Katılımcılar arasında da savaş gündemi tartışma yaratıyor. Güney Afrikalı grup Mzansi Jikelele, BBC'ye yaptığı açıklamada, "Savaş nedeniyle endişelerimiz vardı ama bize hiçbir sorun olmayacağı söylendi," açıklamasını yaptı. Hindistan’dan gelen Rauhan Malik ise, SKY News'e verdiği röportajda, Rusya’nın Ukrayna’daki saldırıları sorulduğunda "Bu konuda hiçbir fikrim yok, barış için buradayız," demekle yetindi.
Intervision’un yeniden canlanması, bir yandan Sovyet nostaljisini çağrıştırıyor, diğer yandan ise Putin’in “çok kutuplu dünya” vizyonunun kültürel ayağı olarak okunuyor.
Ancak soru şu: Intervision, gerçekten küresel bir cazibe merkezi olabilir mi, yoksa Kremlin’in içe dönük propaganda aracından öteye geçemez mi?
Moskova bu sorunun yanıtını sahnede arıyor.

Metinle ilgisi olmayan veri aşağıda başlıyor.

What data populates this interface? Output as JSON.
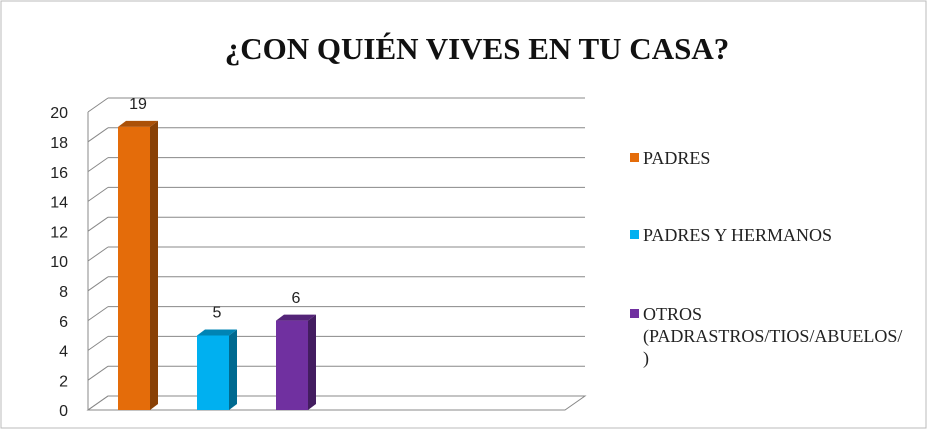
{
  "chart_data": {
    "type": "bar3d",
    "title": "¿CON QUIÉN VIVES EN TU CASA?",
    "series": [
      {
        "name": "PADRES",
        "color": "#e46c0a",
        "values": [
          19
        ]
      },
      {
        "name": "PADRES Y HERMANOS",
        "color": "#00b0f0",
        "values": [
          5
        ]
      },
      {
        "name": "OTROS (PADRASTROS/TIOS/ABUELOS/)",
        "color": "#7030a0",
        "values": [
          6
        ]
      }
    ],
    "ylim": [
      0,
      20
    ],
    "yticks": [
      0,
      2,
      4,
      6,
      8,
      10,
      12,
      14,
      16,
      18,
      20
    ],
    "grid": true,
    "legend": "right"
  }
}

Fakat şimdilik, Batı’nın Eurovision’ı ile Rusya’nın Intervision’ı, kültür savaşlarının son cephesi haline gelmiş durumda.
Sovyetlerden bugüne: Intervision’un kısa tarihi
Intervision, ilk kez 1965’te Polonya’nın Sopot kentinde düzenlendi.
Sovyetler Birliği ve müttefikleri, Eurovision’un popülerliğine yanıt olarak kendi şarkı yarışmasını hayata geçirdi. Katılımcılar genellikle Doğu Bloku ülkeleriydi: Polonya, Çekoslovakya, Doğu Almanya, Macaristan ve Sovyetler Birliği.
Amaç, hem sosyalist ülkeler arasında kültürel bağları güçlendirmek hem de Batı’ya karşı bir “kültürel vitrin” yaratmaktı.
Yarışma, 1980’lerin sonuna kadar düzenlenmiş, ancak Sovyetler’in dağılmasıyla tarihe karışmıştı.